Why does my TV's picture drop out intermittently?
November 2, 2010 8:40 AM   Subscribe

Why does my TV signal disappear into static for minutes or hours at a time?

I bought a Mitsubishi WS-65807 from a guy on Craigslist about a month ago, a big honking 65" rear projection TV. It is huge and awesome. We play video games on it.

When we're watching TV, though, the signal will frequently drop out. Sometimes, we will get a completely black screen (no picture), but the audio from the show will remain. Sometimes we will get light static (snow) on the screen, and the show's audio will play, but with a fair amount of noise. This often happens about 1-2 minutes after you first start to watch TV, continues for somewhere between five minutes and an hour, then goes away. When it goes away, it usually stays away for a long time. If I unplug the cable completely, the TV displays "full snow" (full brightness, full snowiness) and loud static, with no TV audio, so I know this is a partial failure.

The signal is coming from a coax jack about 3 feet away from the TV. The cable service is provided by my building (a university dorm). We've tried different coax cables- no joy. The TV has two separate tuners (it has PIP), and I've tried both tuners- they both do the same thing. Component video in (in HD) always works just fine.

I'm sort of leaning toward a thermal issue—that would explain why the signal would drop out and come back at roughly the same time from power-on—but why would it happen with both tuners? Those are separate, right? And if it's not local to the tuner, why would the other inputs work?

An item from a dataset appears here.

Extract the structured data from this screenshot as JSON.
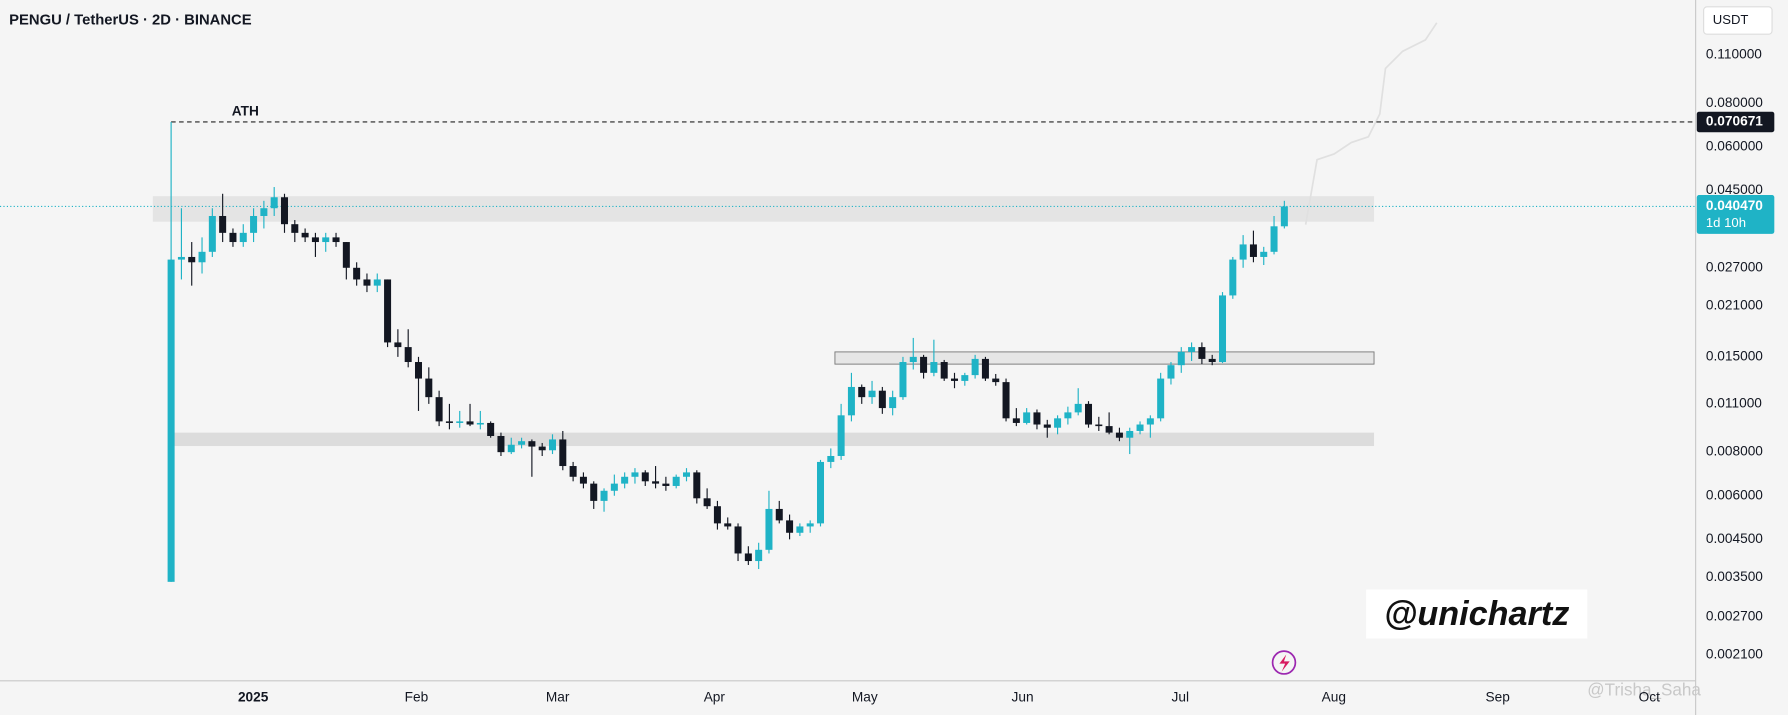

I'm proficient with a scope, a multimeter, and a soldering iron, and I know how to work inside a CRT, but I'm not really sure where to start inside this big hunk-o-machine. Thanks!
posted by aaronbeekay to Technology (2 answers total)
 
A friend described an old TV with a similar issue; his dad tracked it down to the fact that the heat eventually got some shoddy solder hot enough to reflow. Try aiming a fan at the TV to increase airflow, and see if that resolves the behavior?
posted by jangie at 8:57 AM on November 2, 2010


I'd agree it sounds like a possible thermal issue - maybe something with how the coax input is set up? Given that you have the model number, you might also see if you can find a PDF of the service manual for it on line. It'll have circuit diagrams, tracing info, and the same troubleshooting info a shop would run through, plus part numbers if you wanted to try grabbing a replacement coax input board or a new tuner off ebay.